‘Blue engineering’ mimics structures from the natural world to build new kinds of sea defences that will let us live in harmony with the oceans.


“Water, water everywhere, nor any drop to drink”, wrote Samuel Taylor Coleridge in his poem The Rime of the Ancient Mariner.

Those words succinctly sum up humanity’s difficult relationship with the oceans – our fascination with their barely explored expanse and our fear of the harm they can do us, Mostly our battle with the waves occurs out to sea as we sail across them or dive through them, but there are times when they can intrude upon the dry land where we live.

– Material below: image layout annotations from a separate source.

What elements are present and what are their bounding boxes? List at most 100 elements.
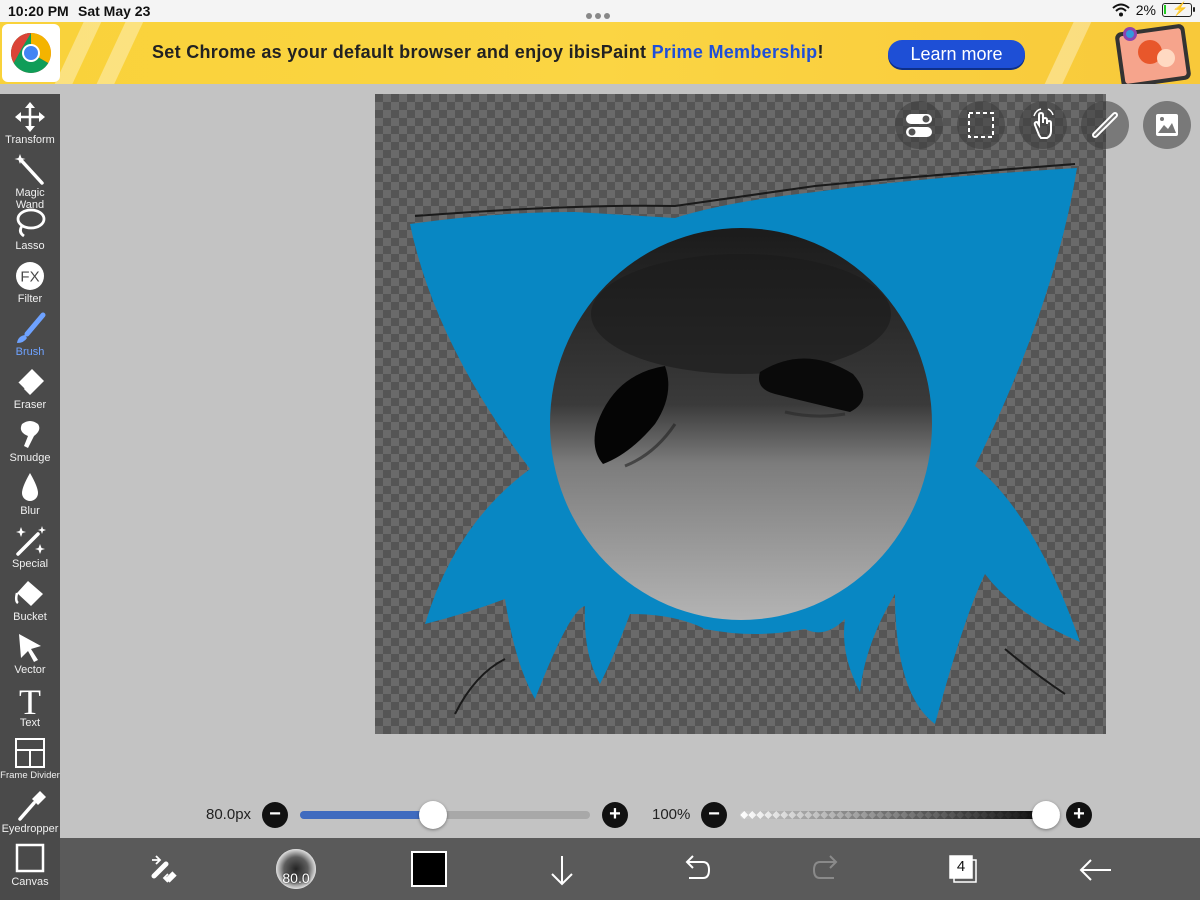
tool-label: Eraser [13, 399, 47, 411]
tool-label: Frame Divider [0, 770, 60, 781]
wifi-icon [1112, 3, 1130, 17]
banner-highlight: Prime Membership [651, 42, 818, 62]
tool-label: Canvas [11, 876, 49, 888]
reference-image-icon [1156, 114, 1178, 136]
eyedropper-icon [18, 791, 46, 821]
back-button[interactable] [1065, 838, 1125, 900]
tool-text[interactable]: T Text [0, 679, 60, 732]
brush-opacity-label: 100% [652, 806, 691, 823]
magic-wand-icon [14, 154, 44, 185]
hand-touch-icon [1033, 108, 1054, 139]
promo-artwork-icon [1115, 24, 1191, 84]
tool-label: Transform [5, 134, 55, 146]
svg-text:FX: FX [20, 269, 39, 286]
tool-canvas[interactable]: Canvas [0, 838, 60, 891]
tool-label: Brush [15, 346, 45, 358]
frame-divider-icon [15, 738, 45, 768]
battery-percent: 2% [1135, 2, 1156, 18]
tool-label: Bucket [13, 611, 47, 623]
selection-button[interactable] [957, 101, 1005, 149]
tool-label: Special [11, 558, 49, 570]
brush-size-label: 80.0px [206, 806, 252, 823]
undo-icon [685, 855, 711, 879]
touch-control-button[interactable] [1019, 101, 1067, 149]
brush-opacity-slider[interactable] [740, 811, 1060, 819]
sparkle-icon [16, 526, 46, 556]
tool-eyedropper[interactable]: Eyedropper [0, 785, 60, 838]
tool-label: Text [19, 717, 41, 729]
bucket-icon [14, 581, 43, 606]
color-swatch [411, 851, 447, 887]
fx-filter-icon: FX [16, 262, 44, 290]
tool-filter[interactable]: FX Filter [0, 255, 60, 308]
status-time: 10:20 PM [8, 3, 69, 19]
tool-frame-divider[interactable]: Frame Divider [0, 732, 60, 785]
tool-label: Filter [17, 293, 43, 305]
undo-button[interactable] [665, 838, 725, 900]
tool-transform[interactable]: Transform [0, 96, 60, 149]
reference-image-button[interactable] [1143, 101, 1191, 149]
selection-marquee-icon [968, 112, 994, 138]
brush-preview-icon [276, 849, 316, 889]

In many coastal towns and cities around the world, people are fighting a losing war against the sea as it nibbles away at coastlines. On occasion the ocean can spill far into land with storm surges and tidal waves, leaving wreckage in its wake.

So to protect against this, many communities have built high walls and other ugly structures to help defend themselves against the waves.

Yet as we saw in the aftermath of Hurricane Katrina in New Orleans and in countless other smaller storms that lash coastlines around the world, these defences can be easily and catastrophically defeated by the sea.

Emma Johnston, a marine ecologist at the University of New South Wales in Sydney, Australia, believes it may be time to take a different approach.

She told BBC Future’s World-Changing Ideas Summit last month about the promise of ‘blue engineering’ to help us live more harmoniously alongside the sea.

Instead of man-made structures creating “dark zones” beneath the water where algae does not grow and invasive species can take root, she describes in the video above how sea walls can be designed to help marine life flourish instead.

This involves creating structures that mimic those found on natural rocky shores (such as the sandstone of Barangaroo in Sydney, pictured below), providing homes for seaweeds, shellfish and local fish species. Such structures could help to improve our relationship with the sea, Johnston believes, and ultimately make us less fearful of it too.